There is another post called Grinding your ore a second time that sugest a second grind will cause iron oxides to release the gold they still have encapulated. Still waiting to hear on method of second grind technique. I am questioning a ball mill...


----------



## Deano (Oct 7, 2022)

Iron is best removed from ores by simmering the ore in HCl, from 10 to 20% HCl is used in most cases. The HCl can be reused until the iron removal quality reduces significantly.
Unless you have high gold levels in the ore the cost of iron removal is prohibitive.
For complete iron removal you need to have a reducing agent present, unfortunately the best agent is stannous chloride which ups your costs considerably.
Deano


----------



## Ultrax (Oct 9, 2022)

Iron (without roasting) or iron oxide (after roasting) removal is not required in most cases of pyrite processing. The best way is to use direct smelting of pyrite concentrate with Na2CO3 and lead as a collector (in this case you don't need roasting at all - all iron will form iron-sodium slag). The second way is to use a high-temperature thiosulfate-ammonium-copper leaching process. Iron oxides will leave intact in the leaching wastes.


----------



## stampeden (Nov 4, 2022)

Roasting of arsenopyrite concentrates can be tricky and extractable values can and lost. If I remember, you need a two-stage roast. First at about 650 degree C - then after removing the sulfur and arsenic - raise the temp to 900 degree C to finish. If a direct high temp roast is used the values can lock-up and become refractive.


----------



## orvi (Nov 4, 2022)

Ultrax said:


> Iron (without roasting) or iron oxide (after roasting) removal is not required in most cases of pyrite processing. The best way is to use direct smelting of pyrite concentrate with Na2CO3 and lead as a collector (in this case you don't need roasting at all - all iron will form iron-sodium slag). The second way is to use a high-temperature thiosulfate-ammonium-copper leaching process. Iron oxides will leave intact in the leaching wastes.

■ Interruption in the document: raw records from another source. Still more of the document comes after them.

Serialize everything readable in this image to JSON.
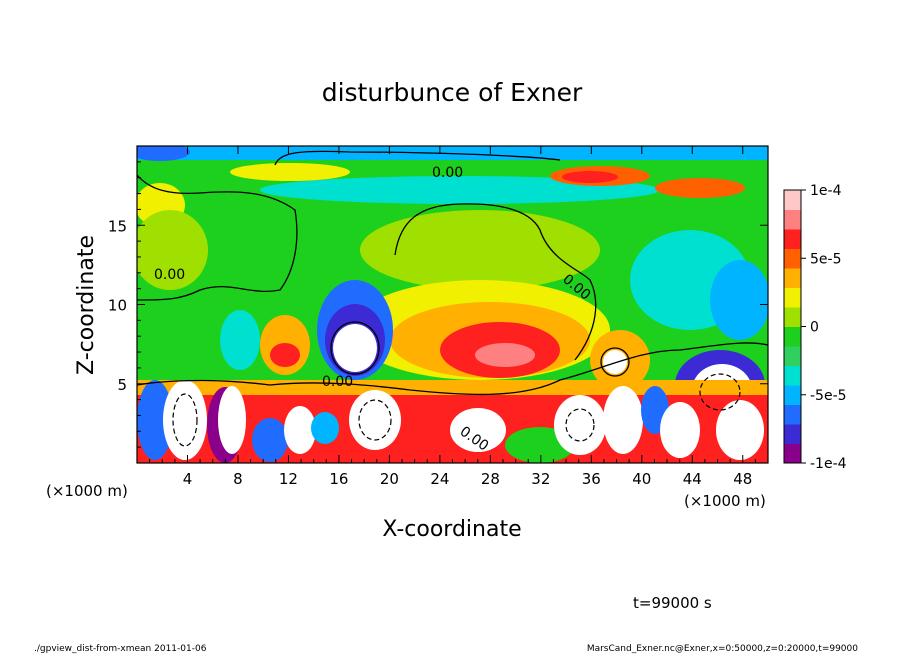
{
  "chart_data": {
    "type": "heatmap",
    "title": "disturbunce of Exner",
    "xlabel": "X-coordinate",
    "ylabel": "Z-coordinate",
    "x_unit_left": "(×1000 m)",
    "x_unit_right": "(×1000 m)",
    "xlim": [
      0,
      50000
    ],
    "ylim": [
      0,
      20000
    ],
    "x_ticks": [
      4,
      8,
      12,
      16,
      20,
      24,
      28,
      32,
      36,
      40,
      44,
      48
    ],
    "y_ticks": [
      5,
      10,
      15
    ],
    "colorbar": {
      "min": -0.0001,
      "max": 0.0001,
      "tick_labels": [
        "1e-4",
        "5e-5",
        "0",
        "-5e-5",
        "-1e-4"
      ],
      "tick_values": [
        0.0001,
        5e-05,
        0,
        -5e-05,
        -0.0001
      ]
    },
    "contour_labels": [
      "0.00",
      "0.00",
      "0.00",
      "0.00",
      "0.00"
    ],
    "colors": {
      "levels": [
        "#8b008b",
        "#3c2bd4",
        "#1f6cff",
        "#00b4ff",
        "#00e0d0",
        "#2fd060",
        "#1ed01e",
        "#a0e000",
        "#f0f000",
        "#ffb000",
        "#ff6000",
        "#ff2020",
        "#ff8080",
        "#ffc8c8"
      ]
    }
  },
  "time_label": "t=99000 s",
  "footer_left": "./gpview_dist-from-xmean  2011-01-06",
  "footer_right": "MarsCand_Exner.nc@Exner,x=0:50000,z=0:20000,t=99000"
}
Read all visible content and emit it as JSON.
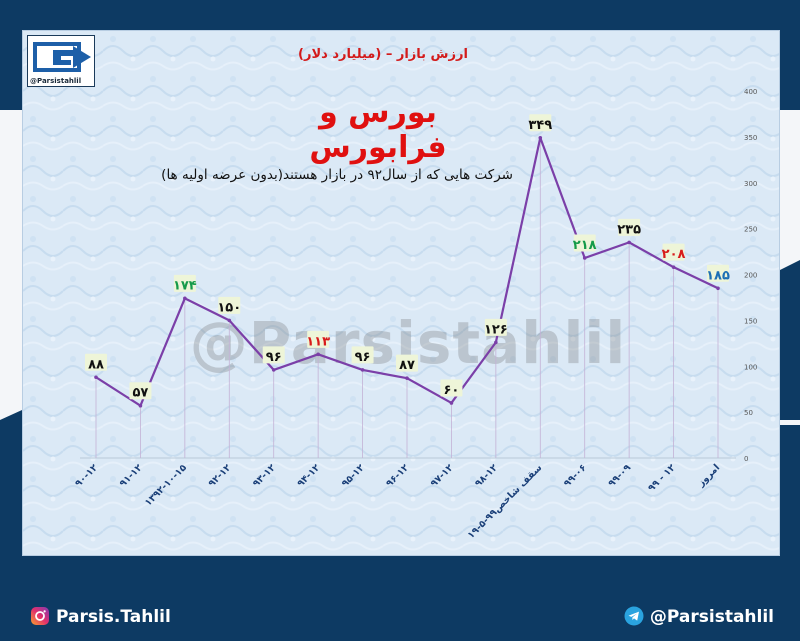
{
  "header": {
    "market_value_label": "ارزش بازار – (میلیارد دلار)",
    "title": "بورس و فرابورس",
    "note": "شرکت هایی که از سال۹۲ در بازار هستند(بدون عرضه اولیه ها)",
    "logo_handle": "@Parsistahlil"
  },
  "watermark": "@Parsistahlil",
  "footer": {
    "instagram_handle": "Parsis.Tahlil",
    "telegram_handle": "@Parsistahlil"
  },
  "colors": {
    "line": "#7b3fa8",
    "label_green": "#159a4a",
    "label_black": "#111111",
    "label_red": "#d81b1b",
    "label_blue": "#1c6fb5",
    "label_bg": "#eef5d8"
  },
  "chart_data": {
    "type": "line",
    "categories": [
      "۹۰-۱۲",
      "۹۱-۱۲",
      "۱۳۹۲-۱۰-۱۵",
      "۹۲-۱۲",
      "۹۳-۱۲",
      "۹۴-۱۲",
      "۹۵-۱۲",
      "۹۶-۱۲",
      "۹۷-۱۲",
      "۹۸-۱۲",
      "سقف شاخص۹۹-۵-۱۹",
      "۹۹-۰۶",
      "۹۹-۰۹",
      "۹۹ - ۱۲",
      "امروز"
    ],
    "values": [
      88,
      57,
      174,
      150,
      96,
      113,
      96,
      87,
      60,
      126,
      349,
      218,
      235,
      208,
      185
    ],
    "data_labels": [
      "۸۸",
      "۵۷",
      "۱۷۴",
      "۱۵۰",
      "۹۶",
      "۱۱۳",
      "۹۶",
      "۸۷",
      "۶۰",
      "۱۲۶",
      "۳۴۹",
      "۲۱۸",
      "۲۳۵",
      "۲۰۸",
      "۱۸۵"
    ],
    "label_colors": [
      "black",
      "black",
      "green",
      "black",
      "black",
      "red",
      "black",
      "black",
      "black",
      "black",
      "black",
      "green",
      "black",
      "red",
      "blue"
    ],
    "ylim": [
      0,
      400
    ],
    "yticks": [
      0,
      50,
      100,
      150,
      200,
      250,
      300,
      350,
      400
    ],
    "ytick_labels": [
      "0",
      "50",
      "100",
      "150",
      "200",
      "250",
      "300",
      "350",
      "400"
    ],
    "y_axis_position": "right",
    "grid": "vertical drop lines"
  }
}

Depends on quantity of the cons and richness. As for pyrite, you need to add whole lot of soda to break possible matte layer forming. All doable, but with poor quality cons, cost of the flux will be quite ramping. If leaching is applicable, it is a way to go. Slow roasting at lower temperatures with good scrubber (for SO2 and possible arsenic) will leave iron oxides, which are relatively easy to pulverize even more, and then leaching is relatively effective if setup is right.


----------